В такой ситуации в гораздо более выгодном положении находится историк, фокусирующий внимание не на выявлении разновременных слоев, а, напротив, на вневременных (естественно в рамках Средневековья) структурах интерпретации социальной реальности, как это сделал в уже цитировавшемся исследовании Я. Банашкевич. Как заметил польский исследователь, продолжая свое сопоставление русского Кия с чешским Кроком и польским Краком, отсутствие в киевской легенде присущего чешской и польской легендам мотива принятия общего закона, на первый взгляд свидетельствующее против аналогии с летописным рассказом, в действительности более чем адекватно возмещается мотивом основания города, ведь именно город является символом единого иерархически выстроенного общества, своего рода антитезой конгломерату родов, живущих без закона и короля (sine lege et rege) [150] .
150
Banaszkiewicz J. Slavonic Origines Regni. P. 116.

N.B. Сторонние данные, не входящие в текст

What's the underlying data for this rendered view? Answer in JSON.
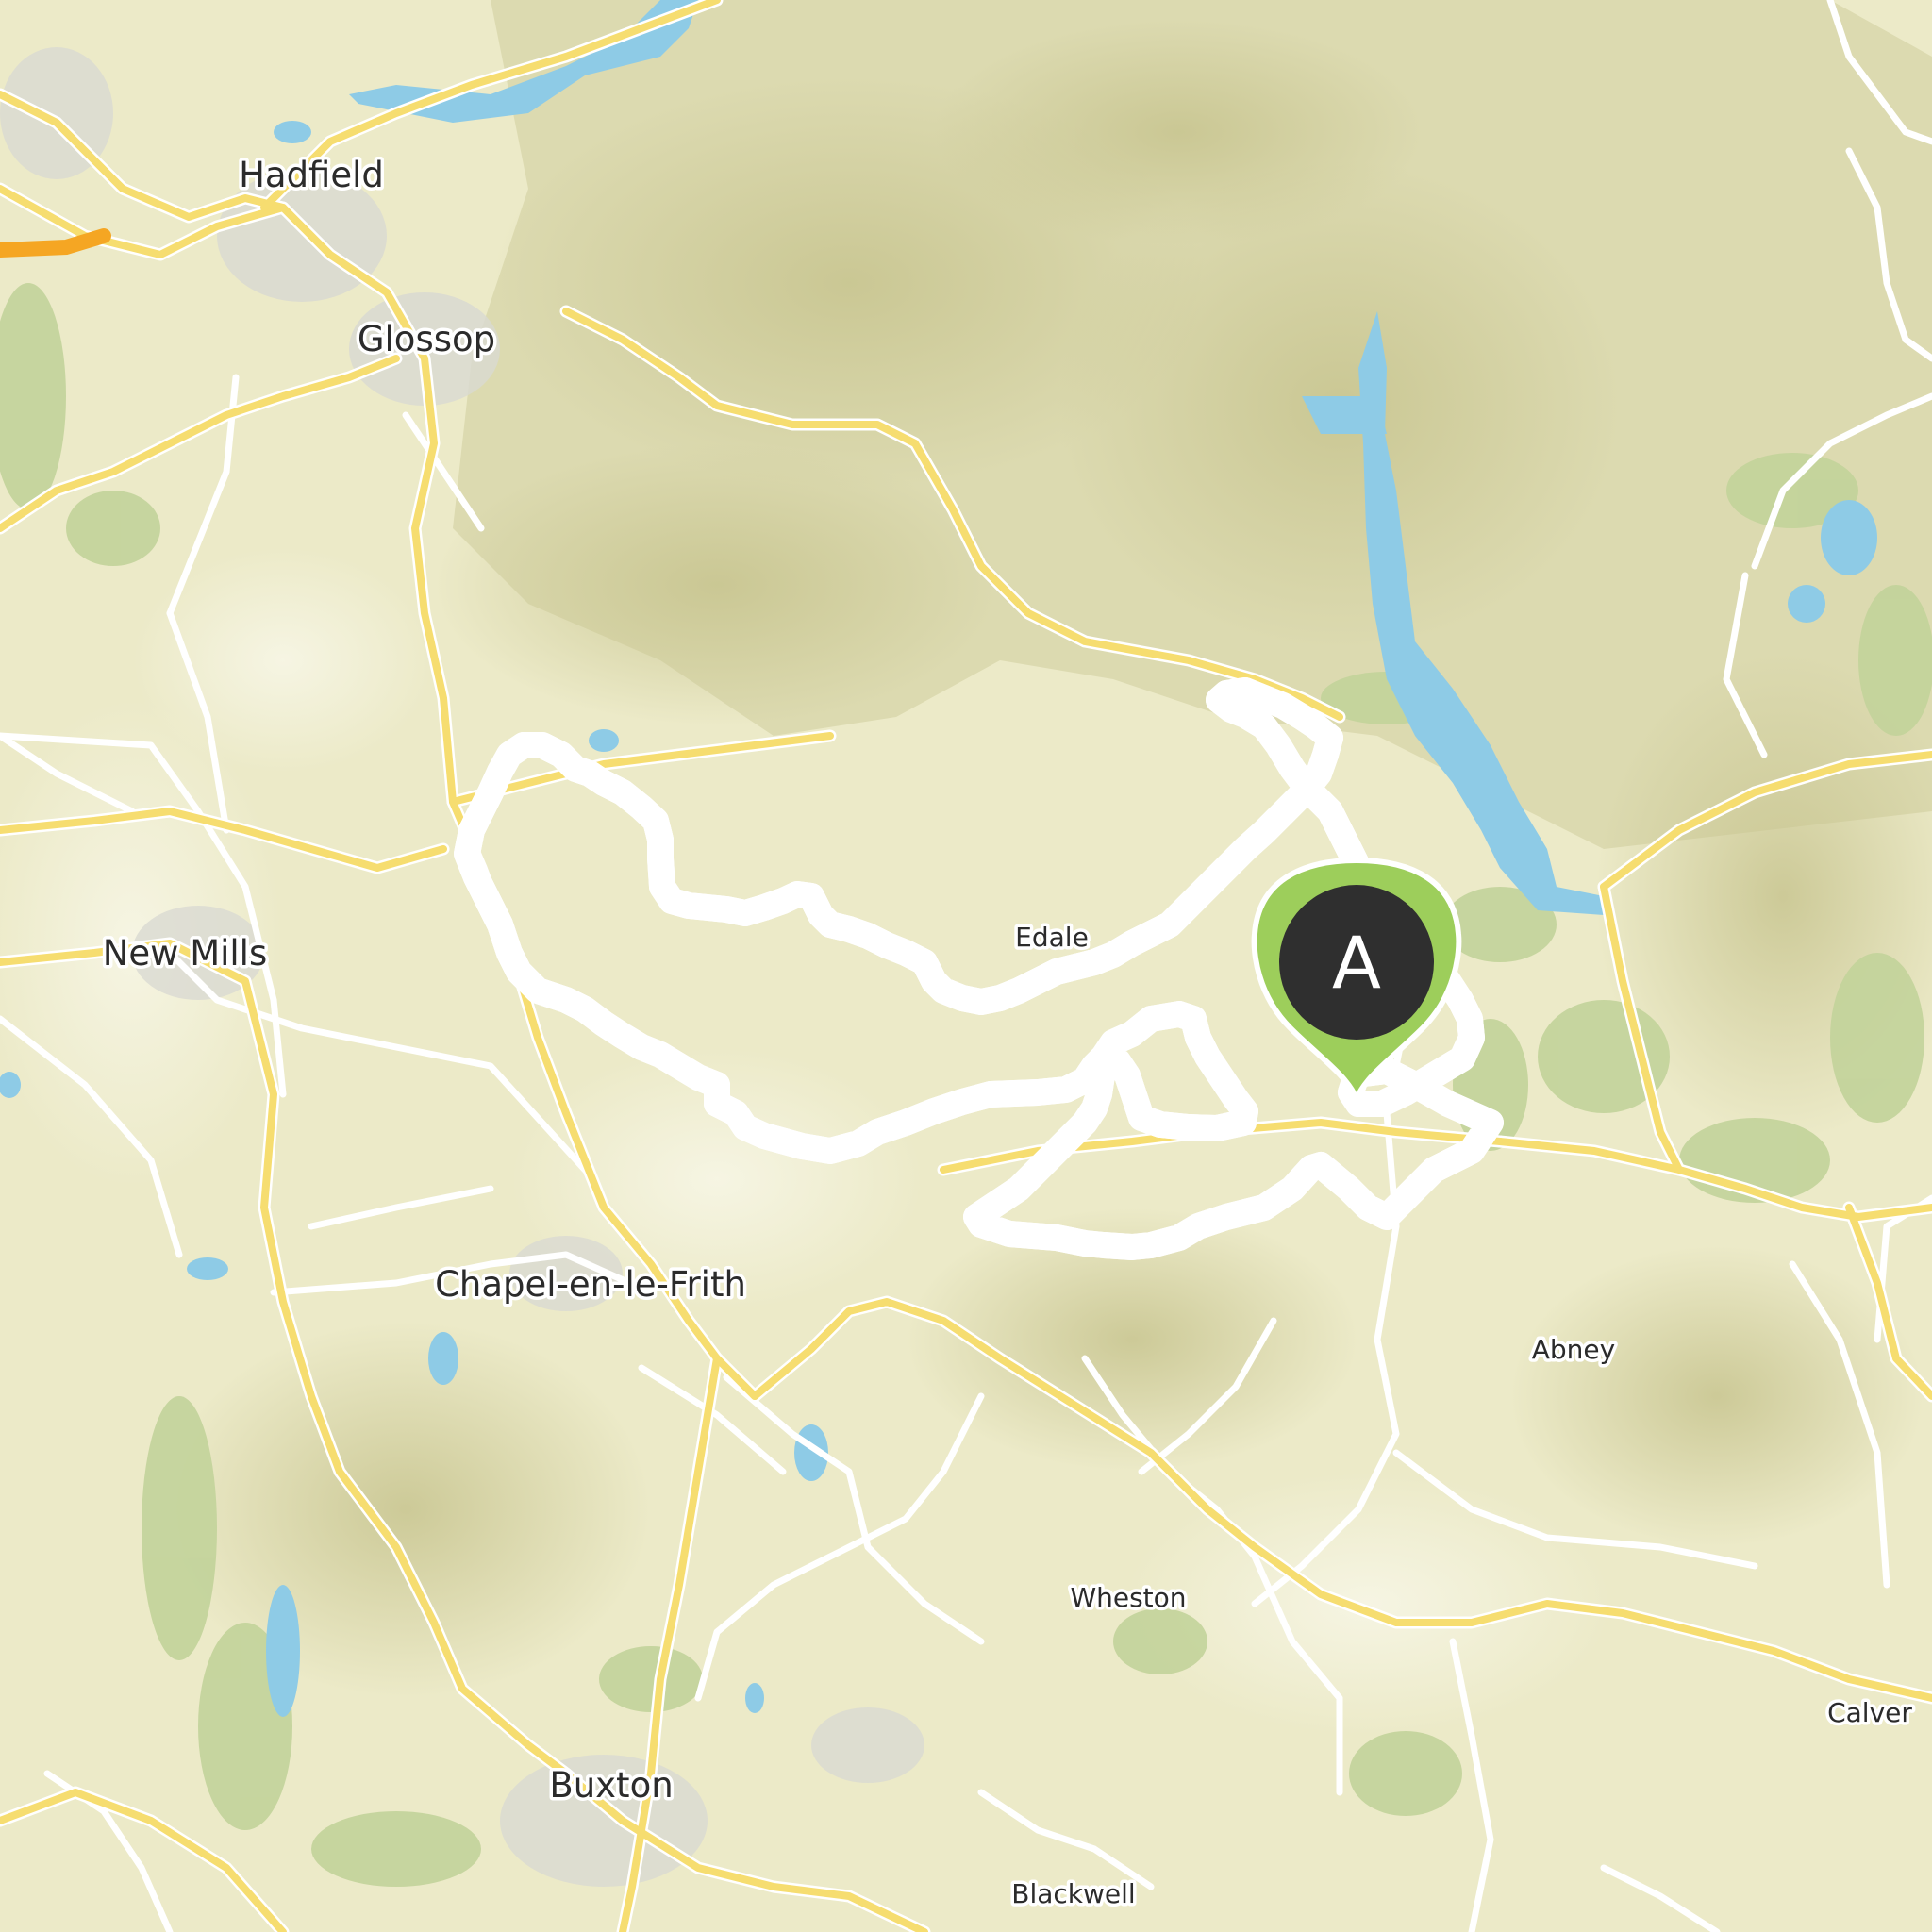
{
  "map": {
    "places": [
      {
        "name": "Hadfield",
        "kind": "town"
      },
      {
        "name": "Glossop",
        "kind": "town"
      },
      {
        "name": "New Mills",
        "kind": "town"
      },
      {
        "name": "Chapel-en-le-Frith",
        "kind": "town"
      },
      {
        "name": "Buxton",
        "kind": "town"
      },
      {
        "name": "Edale",
        "kind": "village"
      },
      {
        "name": "Abney",
        "kind": "village"
      },
      {
        "name": "Wheston",
        "kind": "village"
      },
      {
        "name": "Calver",
        "kind": "village"
      },
      {
        "name": "Blackwell",
        "kind": "village"
      }
    ],
    "route": {
      "color": "#1270c5",
      "outline": "#ffffff"
    },
    "start_marker": {
      "label": "A",
      "pin_color": "#8cc63f",
      "head_color": "#2f2f2f"
    },
    "colors": {
      "land": "#eceac8",
      "moorland": "#d4d3a2",
      "woodland": "#c2d39a",
      "water": "#8ecbe6",
      "major_road": "#f6dd70",
      "minor_road": "#ffffff",
      "motorway": "#f5a623"
    }
  }
}
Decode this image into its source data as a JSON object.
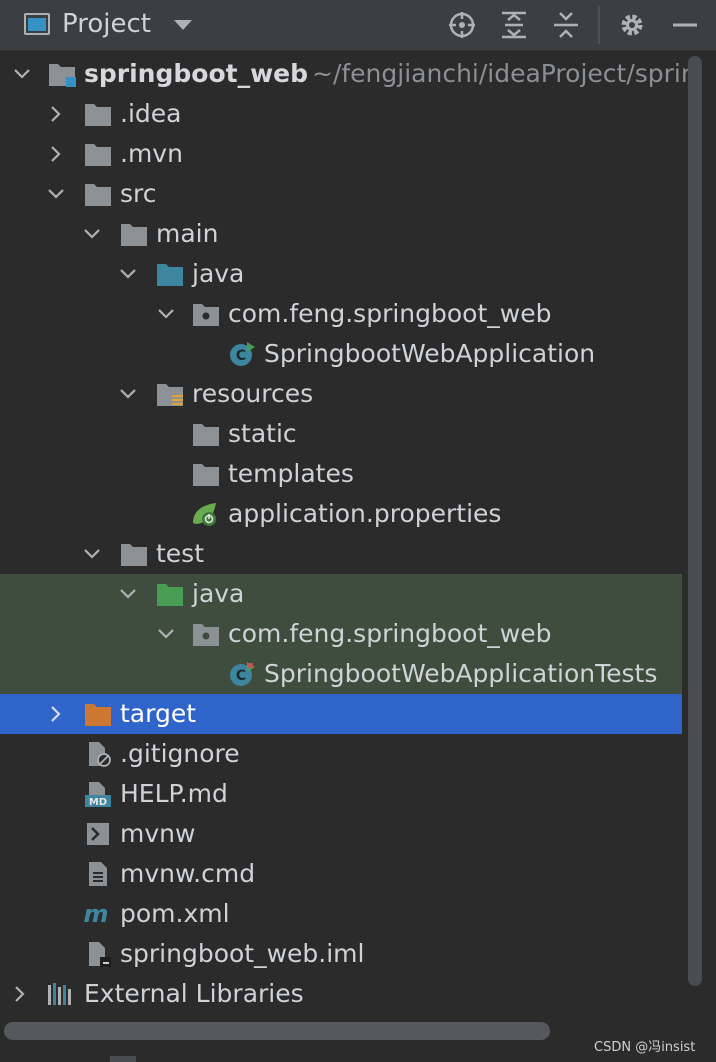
{
  "header": {
    "title": "Project",
    "icons": [
      "locate-icon",
      "expand-all-icon",
      "collapse-all-icon",
      "gear-icon",
      "minimize-icon"
    ]
  },
  "tree": {
    "root": {
      "name": "springboot_web",
      "path": "~/fengjianchi/ideaProject/sprir"
    },
    "items": {
      "idea": ".idea",
      "mvn": ".mvn",
      "src": "src",
      "main": "main",
      "main_java": "java",
      "main_package": "com.feng.springboot_web",
      "main_class": "SpringbootWebApplication",
      "resources": "resources",
      "static": "static",
      "templates": "templates",
      "app_props": "application.properties",
      "test": "test",
      "test_java": "java",
      "test_package": "com.feng.springboot_web",
      "test_class": "SpringbootWebApplicationTests",
      "target": "target",
      "gitignore": ".gitignore",
      "help": "HELP.md",
      "mvnw": "mvnw",
      "mvnw_cmd": "mvnw.cmd",
      "pom": "pom.xml",
      "iml": "springboot_web.iml",
      "external": "External Libraries"
    }
  },
  "colors": {
    "selected": "#2f65ca",
    "test_highlight": "#3e4d3e",
    "folder": "#8c9196",
    "source_folder": "#3e86a0",
    "test_folder": "#499c54",
    "excluded_folder": "#cc7832"
  },
  "watermark": "CSDN @冯insist"
}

В качестве одного из примеров тесной связи основания города и появления общего закона в средневековом сознании польский исследователь приводит, на наш взгляд, очень показательный пример из «Истории бриттов» Гальфрида Монмутского – основание Новой Трои (Лондона) прибывшим из Трои легендарным первым королем британцев Брутом [151] . Описывая это событие, Гальфрид сообщает: «Покончив с разделом королевства, Брут загорелся неудержимым желанием выстроить город. Стремясь осуществить это намерение, он обошел вдоль и поперек всю страну, чтобы найти подходящее для этого города место. Подойдя к реке Темзе, он прошел вдоль ее берегов и обнаружил пригодное для воплощения своего замысла место. Итак, он основал город и тут же назвал его Новою Троей. <…> Итак, после того, как вышеназванный вождь основал вышеназванный город, он по праву победителя предоставил его своим людям для заселения и дал им законы, дабы между ними царили мир и согласие» [152] .
151
Ibid. P. 119–120.
152
Гальфрид Монмутский. История бриттов. Жизнь Мерлина / изд. подгот. А. С. Бобович, А. Д. Михайлов, С. А. Ошеров. М., 1984. С. 18.
Сопоставление
предания о Кие с процитированным известием из «Истории бриттов», считающейся ярчайшим образцом исторического воображения эпохи западноевропейского ренессанса XII в., показательно прежде всего с точки зрения проблемы соотношения фольклора и исторических конструкций средневековых интеллектуалов, традиционно противопоставляемых друг другу в исследованиях повествований жанра «origo gentis» и «origo regni». Очевидно, что данное противопоставление, если и не является искусственным, то по крайней мере мало что дает для объяснения генезиса исторического воображения, отразившегося в средневековом историописании. Этих сложностей позволяет избежать концепция единого для (раннего) Средневековья социального знания, характеризующего авторов средневековых исторических сочинений в большей степени как людей своего времени, нежели как носителей некой эксклюзивной цивилизационной или элитарной культурной традиции.Примечательно в связи с этим, что, согласно Банашкевичу, сознательно отказывающемуся от противопоставления племенных мифов и государственных легенд жанра «origo regni», на роль Кия как правителя-законотворца указывает и сама этимология его имени: согласно одной из наиболее убедительных версий, имя легендарного героя происходит от славянского слова «кий» (палка, жезл), что может хорошо коррелировать с именами чешского Крока и польского Крака, если принять их этимологию от славянского «кракула» (изогнутый посох). Имя Кия, подобно тому, как это обстояло с именами Крока и Крака, могло, таким образом, ассоциироваться с (изогнутым) посохом – древним общепризнанным символом верховной власти [153] . К этому можно добавить и то, что сама полянская идентичность, как недавно прекрасно показал П. Жмудский, очевидно апеллировала к универсальному символу поля как пространства цивилизованной, социально обустроенной жизни [154] . Если данные интерпретации верны, то получается, что мотив устроения власти был изначально присущ киевской легенде, какой бы облик она при этом ни имела.
153
Banaszkiewicz J. Slavonic Origines Regni. P. 129–131.
154
Zmudzki P. Kulturowy kontekst nazw «Polanie», «Polacy», «Polska» w 'sredniowiecznej historiografi polskiej i ruskiej // Symboliczne i realne podstawy tozsamo'sci spolecznej w 'sredniowieczu. Warszawa, 2017. S. 165–219.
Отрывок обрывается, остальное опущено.